The internet of things ran amok last year, as security holes in “smart” devices exposed glaring problems with connected objects, like that time in October when hijacked security cameras and other electronics were used to take down parts of the internet. Now, the U.S. government is putting the IoT world on notice with a lawsuit against Taiwanese router manufacturer D-Link alleging shoddy security practices.
The lawsuit, filed by the Federal Trade Commission, accuses D-Link of a litany of security sins, including making default log-in credentials unchangeable, leaving user passwords in plain view on its smartphone apps, and making cameras and routers vulnerable to being remotely controlled.

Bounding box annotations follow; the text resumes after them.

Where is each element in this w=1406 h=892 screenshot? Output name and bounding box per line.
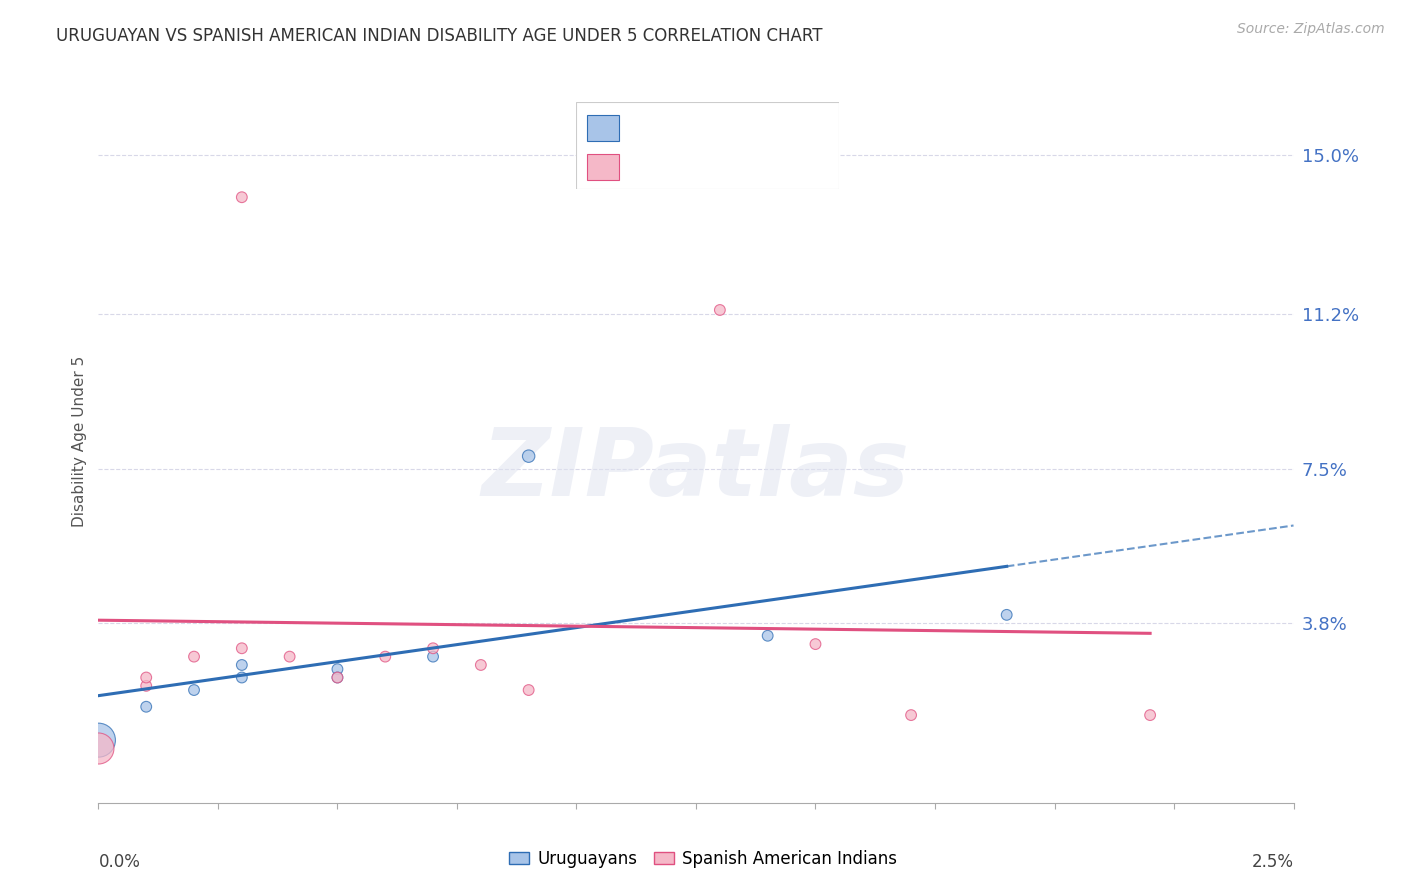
Point (422, 641, 444, 656)
Point (900, 708, 922, 723)
Point (326, 671, 349, 685)
Point (517, 449, 540, 463)
Point (183, 683, 205, 698)
Point (326, 671, 349, 685)
Y-axis label: Disability Age Under 5: Disability Age Under 5 (72, 356, 87, 527)
Point (87, 741, 110, 756)
Text: Source: ZipAtlas.com: Source: ZipAtlas.com (1237, 22, 1385, 37)
Text: ZIPatlas: ZIPatlas (482, 425, 910, 516)
Point (87, 733, 110, 747)
Point (231, 657, 253, 672)
Point (804, 637, 827, 651)
Point (231, 671, 253, 685)
Point (1139, 708, 1161, 723)
Point (183, 649, 205, 664)
Point (470, 657, 492, 672)
Text: 2.5%: 2.5% (1251, 854, 1294, 871)
Point (135, 699, 157, 714)
Point (709, 303, 731, 318)
Legend: Uruguayans, Spanish American Indians: Uruguayans, Spanish American Indians (502, 844, 904, 875)
Text: 0.0%: 0.0% (98, 854, 141, 871)
Text: URUGUAYAN VS SPANISH AMERICAN INDIAN DISABILITY AGE UNDER 5 CORRELATION CHART: URUGUAYAN VS SPANISH AMERICAN INDIAN DIS… (56, 27, 823, 45)
Point (135, 679, 157, 693)
Point (231, 190, 253, 204)
Point (374, 649, 396, 664)
Point (135, 671, 157, 685)
Point (517, 683, 540, 698)
Point (326, 662, 349, 676)
Point (422, 649, 444, 664)
Point (995, 607, 1018, 622)
Point (231, 641, 253, 656)
Point (278, 649, 301, 664)
Point (756, 629, 779, 643)
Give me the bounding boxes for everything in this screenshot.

FTC’s action is a “loud warning shot” for IoT companies, said Jeremy Goldman, a partner at law firm Frankfurt Kurnit Klein and Selz, who specializes in data security matters.
In a press release, D-Link said it will defend itself and called the allegations “unwarranted and baseless.”
The suit also throws the spotlight back on the question of regulation of the internet of things. While FTC is taking action in this case, it’s not necessarily the U.S. government agency responsible for overseeing the IoT sector.
In fact, it remains unclear who, exactly, should have purview over these devices. A case can be made for a plethora of three-letter agencies, including the Federal Communications Commission, the food and drug regulator, and the road transport regulator, as Nextgov points out. FTC itself has been at pains not to become the IoT’s top cop, preferring instead that the nascent industry self-regulate for now, so as not to strangle innovation in the cradle.
FTC’s suit asks for the court to order D-Link to improve its security practices and to pay FTC’s legal costs.